# quelltext abschalten



## ?!?!?!?!?!? (27. April 2002)

hi
kann mir vielleicht einer sagen wie ich den quelltext für meine homepage abschalten kann??

danke schon mal im vorraus


----------



## THE REAL TOOLKIT (27. April 2002)

das ist nicht möglich...
du kannst nartürlich verhindern dass man die rechte maustaste benutzen kann oder so aber den quelltext abschalten kann man nicht...


----------



## Adam Wille (27. April 2002)

> du kannst nartürlich verhindern dass man die rechte maustaste benutzen kann [...]


Das ist jetzt nicht dein Ernst, oder?
Du wirst doch hier niemandem, der vielleicht vor dem Unglück hätte bewahrt werden können, diesen Vorschlag machen. 

Nid gut...
Geist


----------



## Quentin (27. April 2002)

no chance

du kannst dir zwar sams tutorial "hiebe für diebe" (WEBMASTER TUTORIALS) oder so ansehen aber lass dir gesagt sein das es den ultimativen schutz nicht gibt

sobald der benutzer die url deiner page angibt und diese seite geladen wird, werden sämtliche daten an seinen client übermittelt, der sourcecode wird also zu ihm übertragen... was steht schon sooooooo wichtiges in dem verdamten html code drin das jeder ihn schützen will? ich kapiers echt nicht...


----------



## ?!?!?!?!?!? (27. April 2002)

dass das ganze zeug zu dem clienten ruebergeschickt wird ist schon klar
aber ich war neulich auf einer seite  auf der ich kein javascript anhatte und trotzdem ueber ansicht/ quelltext den quelltext nicht bekam 

stand dann nur  //quelltext abgeschaltet

also wie schalte ich wenigstens die funktion ansicht/ quelltext ab??


----------



## THE REAL TOOLKIT (27. April 2002)

> _Original geschrieben von Geist _
> *
> Das ist jetzt nicht dein Ernst, oder?
> Du wirst doch hier niemandem, der vielleicht vor dem Unglück hätte bewahrt werden können, diesen Vorschlag machen.
> ...




immerhin ist es eine möglichkeit...und er hat eine frage gestellt die sich auf das thema bezog.Warum also nicht im vollen Umfang antworten... 


dass dann da quelltext abgeschaltet steht halte ich für nen fake...wahrscheinlich waren da nur 10000 zeilenumbrüche um den armen user zu verwirren...


----------



## sam (27. April 2002)

> _Original geschrieben von ?!?!?!?!?!? _
> *dass das ganze zeug zu dem clienten ruebergeschickt wird ist schon klar
> aber ich war neulich auf einer seite  auf der ich kein javascript anhatte und trotzdem ueber ansicht/ quelltext den quelltext nicht bekam
> 
> ...



na dann scroll mal ein stückchen nach unten im codefenster


----------



## SirNeo (28. April 2002)

Einen wirklichen Schutz gibt es nicht!

Allerdings kann man mit einfachen Tricks ca 99% alle User damit abhalten die sich nicht gut mit HTML & Co auskennen.

Erste Möglichkeit:
Wie schon angesprochen den Quelltext nach unten verschieben, damit der Eindruck entsteht es wäre keiner vorhanden.

Zweite Möglichkeit:
Alle Zeilenumbrüche entfernen, dadurch wird es ein geballter Quelltext, wo sich niemand die mühe macht das wieder zu entwirren, mit PHP ist das sehr leicht umzusetzten.

Dritte Möglichkeit:
Den Quelltext per JavaScript zu verschlüsseln, der Verschüsselungscode steht in einer anderen Datei.
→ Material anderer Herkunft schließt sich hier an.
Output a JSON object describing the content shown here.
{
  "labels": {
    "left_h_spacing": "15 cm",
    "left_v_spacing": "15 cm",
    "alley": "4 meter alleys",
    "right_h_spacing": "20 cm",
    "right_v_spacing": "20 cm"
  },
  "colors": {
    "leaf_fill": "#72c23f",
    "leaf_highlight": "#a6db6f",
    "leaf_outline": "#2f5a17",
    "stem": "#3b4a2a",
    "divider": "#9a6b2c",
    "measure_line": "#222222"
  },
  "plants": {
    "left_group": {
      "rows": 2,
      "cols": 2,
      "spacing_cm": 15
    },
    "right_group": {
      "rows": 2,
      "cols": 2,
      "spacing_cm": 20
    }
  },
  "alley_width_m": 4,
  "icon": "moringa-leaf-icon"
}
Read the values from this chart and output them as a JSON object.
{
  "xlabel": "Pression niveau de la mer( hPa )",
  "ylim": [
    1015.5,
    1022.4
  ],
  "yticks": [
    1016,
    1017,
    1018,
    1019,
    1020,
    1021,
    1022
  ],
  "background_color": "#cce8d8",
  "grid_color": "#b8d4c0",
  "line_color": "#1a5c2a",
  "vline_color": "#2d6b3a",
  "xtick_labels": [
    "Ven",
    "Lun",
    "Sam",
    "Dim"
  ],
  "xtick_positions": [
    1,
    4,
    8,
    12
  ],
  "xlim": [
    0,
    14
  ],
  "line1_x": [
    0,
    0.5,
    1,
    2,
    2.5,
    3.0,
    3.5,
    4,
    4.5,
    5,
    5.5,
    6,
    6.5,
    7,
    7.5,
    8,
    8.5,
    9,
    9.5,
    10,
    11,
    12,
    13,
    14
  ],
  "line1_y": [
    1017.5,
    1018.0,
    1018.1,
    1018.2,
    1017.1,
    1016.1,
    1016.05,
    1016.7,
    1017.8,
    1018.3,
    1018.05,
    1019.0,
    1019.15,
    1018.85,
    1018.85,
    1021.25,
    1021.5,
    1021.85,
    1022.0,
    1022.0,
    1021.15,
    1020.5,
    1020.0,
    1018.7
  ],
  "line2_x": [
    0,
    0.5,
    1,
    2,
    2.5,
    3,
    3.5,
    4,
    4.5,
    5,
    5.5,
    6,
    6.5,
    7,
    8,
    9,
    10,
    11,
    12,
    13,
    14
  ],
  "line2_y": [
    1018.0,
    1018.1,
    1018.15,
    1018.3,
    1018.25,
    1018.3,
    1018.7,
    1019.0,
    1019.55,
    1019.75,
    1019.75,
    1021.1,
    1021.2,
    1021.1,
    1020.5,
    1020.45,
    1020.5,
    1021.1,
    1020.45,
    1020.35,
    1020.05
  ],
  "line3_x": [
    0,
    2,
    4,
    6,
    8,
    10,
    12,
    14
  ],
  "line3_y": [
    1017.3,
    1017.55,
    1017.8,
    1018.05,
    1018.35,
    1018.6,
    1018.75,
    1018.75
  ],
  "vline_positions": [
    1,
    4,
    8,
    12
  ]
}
Habe das durch Zufall gefunden, weiß allerdins nicht ob es funktoniert, getestet habe ich es nicht.
HTML Guard


----------



## Nils Hitze (28. April 2002)

*Ich weiß jetzt nicht ..*

in wie weit sich so etwas lohnen würde,
aber wenn du evtl. anfängst mit XML
zu arbeiten, könntest du eigene Tags
erstellen und die DTD irgendwie auslagern
oder verschlüsseln. 

(DocTypeDescription - wenn mich nicht alles täuscht)

Ich habe allerdings keine Ahnung, wie das gehen
könnte. Vielleicht nächste Woche, nach dem XML
Kurs.

Pfote


----------